Saturday 9 January 2016, 8pm

Photo by Dawid Laskowski

Heather Leigh + Simon Fisher Turner

No Longer Available

London launch event for Heather Leigh's new album on Editions Mego, I Abused Animal. Joining her on the bill will be musician, songwriter, composer and producer, Simon Fisher Turner, in his first OTO appearance in over 5 years.

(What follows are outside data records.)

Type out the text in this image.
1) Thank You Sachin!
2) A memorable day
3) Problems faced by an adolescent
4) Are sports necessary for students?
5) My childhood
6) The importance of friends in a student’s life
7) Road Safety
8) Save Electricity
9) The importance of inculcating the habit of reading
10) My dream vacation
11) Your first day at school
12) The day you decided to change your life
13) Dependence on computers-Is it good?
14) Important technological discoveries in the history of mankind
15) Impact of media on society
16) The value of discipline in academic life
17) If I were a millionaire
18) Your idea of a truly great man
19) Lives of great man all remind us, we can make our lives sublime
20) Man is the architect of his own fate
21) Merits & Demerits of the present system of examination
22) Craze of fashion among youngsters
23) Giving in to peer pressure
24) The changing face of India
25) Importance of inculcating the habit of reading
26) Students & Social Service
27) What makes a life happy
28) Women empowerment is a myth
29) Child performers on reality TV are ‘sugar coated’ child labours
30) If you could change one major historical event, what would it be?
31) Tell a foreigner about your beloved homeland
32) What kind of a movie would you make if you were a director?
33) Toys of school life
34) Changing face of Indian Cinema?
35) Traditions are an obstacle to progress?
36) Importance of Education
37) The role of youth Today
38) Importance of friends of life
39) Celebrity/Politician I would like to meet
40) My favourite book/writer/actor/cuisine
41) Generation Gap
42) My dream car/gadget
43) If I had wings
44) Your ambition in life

“All notions of the pedal steel’s laid-back, country harmony are shattered as Leigh extols jagged notes and blocks of electric noise that seem to rail against rock, jazz and other notions of freedom music.” – Dusted Magazine

Heather Leigh

The daughter of a coal miner, weaving a trail from West Virginia to Texas and now residing in Scotland, Heather Leigh furthers the vast unexplored reaches of pedal steel guitar. Her playing is as physical as it is phantom, combining spontaneous compositions with a feel for the full interaction of flesh with hallucinatory power sources. With a rare combination of sensitivity and strength, Leigh’s steel mainlines sanctified slide guitar and deforms it using hypnotic tone-implosions, juggling walls of bleeding amp tone with choral vocal constructs and wrenching single note ascensions. In recent years Leigh has been touring the world extensively as a solo artist following the release of her studio album, ‘I Abused Animal’ on Ideologic Organ/Editions Mego and in BRÖTZMANN/LEIGH, a duo with Peter Brötzmann, who have released 2 albums, ‘Ears Are Filled With Wonder’ and ‘Sex Tape’ on Trost. A new BRÖTZMANN/LEIGH studio LP/CD is forthcoming in 2018 and she’s currently working on a new solo LP for Editions Mego.

Simon Fisher Turner

Simon Fisher Turner is renowned for his film soundtrack work which began in collaboration with Derek Jarman, for whom he scored many feature films, from Caravaggio (1986) through to Jarman’s final work Blue (1993). Caravaggio began a long relationship with the BFI, with Fisher Turner composing the score for restorations of three silent films, Un Chant D’Amour (dir. Jean Genet, 1950), The Great White Silence (dir. Herbert Ponting, 1924), and The Epic of Everest (dir. Captain John Noel, 1924), for which he won a prestigious Ivor Novello Award. His most recent work, A Quiet Corner in Time (2020), is a collaboration with the ceramist and author Edmund de Waal.